Dean Williams

Personal information
- Full name: Dean Ross Williams
- Born: 8 December 1980 (age 45) Barrow-in-Furness, Cumbria, England
- Batting: Right-handed
- Role: Wicket-keeper

Domestic team information
- 2001–2006: Cumberland

Career statistics
| Competition | List A |
| Matches | 2 |
| Runs scored | 20 |
| Batting average | 10.00 |
| 100s/50s | –/– |
| Top score | 16 |
| Balls bowled | – |
| Wickets | – |
| Bowling average | – |
| 5 wickets in innings | – |
| 10 wickets in match | – |
| Best bowling | – |
| Catches/stumpings | 2/– |
- Source: Cricinfo, 27 March 2011

= Dean Williams (cricketer) =

English cricketer (born 1980)

Dean Ross Williams (born 8 December 1980) is an English cricketer. Williams is a right-handed batsman who plays as a wicket-keeper. He was born in Barrow-in-Furness, Cumbria.

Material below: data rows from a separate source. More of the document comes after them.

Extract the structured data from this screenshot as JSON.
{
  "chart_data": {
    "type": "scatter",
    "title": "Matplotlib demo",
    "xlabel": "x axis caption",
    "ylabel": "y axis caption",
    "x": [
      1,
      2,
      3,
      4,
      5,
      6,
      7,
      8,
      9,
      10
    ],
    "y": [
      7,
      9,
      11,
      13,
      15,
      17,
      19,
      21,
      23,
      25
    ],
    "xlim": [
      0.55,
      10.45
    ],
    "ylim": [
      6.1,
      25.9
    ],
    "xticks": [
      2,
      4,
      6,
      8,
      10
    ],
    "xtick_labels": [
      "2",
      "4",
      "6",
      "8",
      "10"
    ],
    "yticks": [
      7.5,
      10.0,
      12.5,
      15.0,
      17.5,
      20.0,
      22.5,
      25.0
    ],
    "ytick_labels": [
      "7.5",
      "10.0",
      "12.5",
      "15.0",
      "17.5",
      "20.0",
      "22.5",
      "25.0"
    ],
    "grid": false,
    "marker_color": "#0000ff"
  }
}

Williams made his debut for Cumberland in the 2001 MCCA Knockout Trophy against the Lancashire Cricket Board. His Minor Counties Championship debut came in the same season against Norfolk, with Williams playing Minor counties cricket for Cumberland to 2006. In his time with Cumberland, Williams played two List A matches against the Warwickshire Cricket Board the 1st round of the 2002 Cheltenham & Gloucester Trophy which was held in 2001, and against Scotland in the 1st round of the 2004 Cheltenham & Gloucester Trophy which was held in 2003. In his two List A matches, he scored 20 runs at a batting average of 10, with a high score of 16.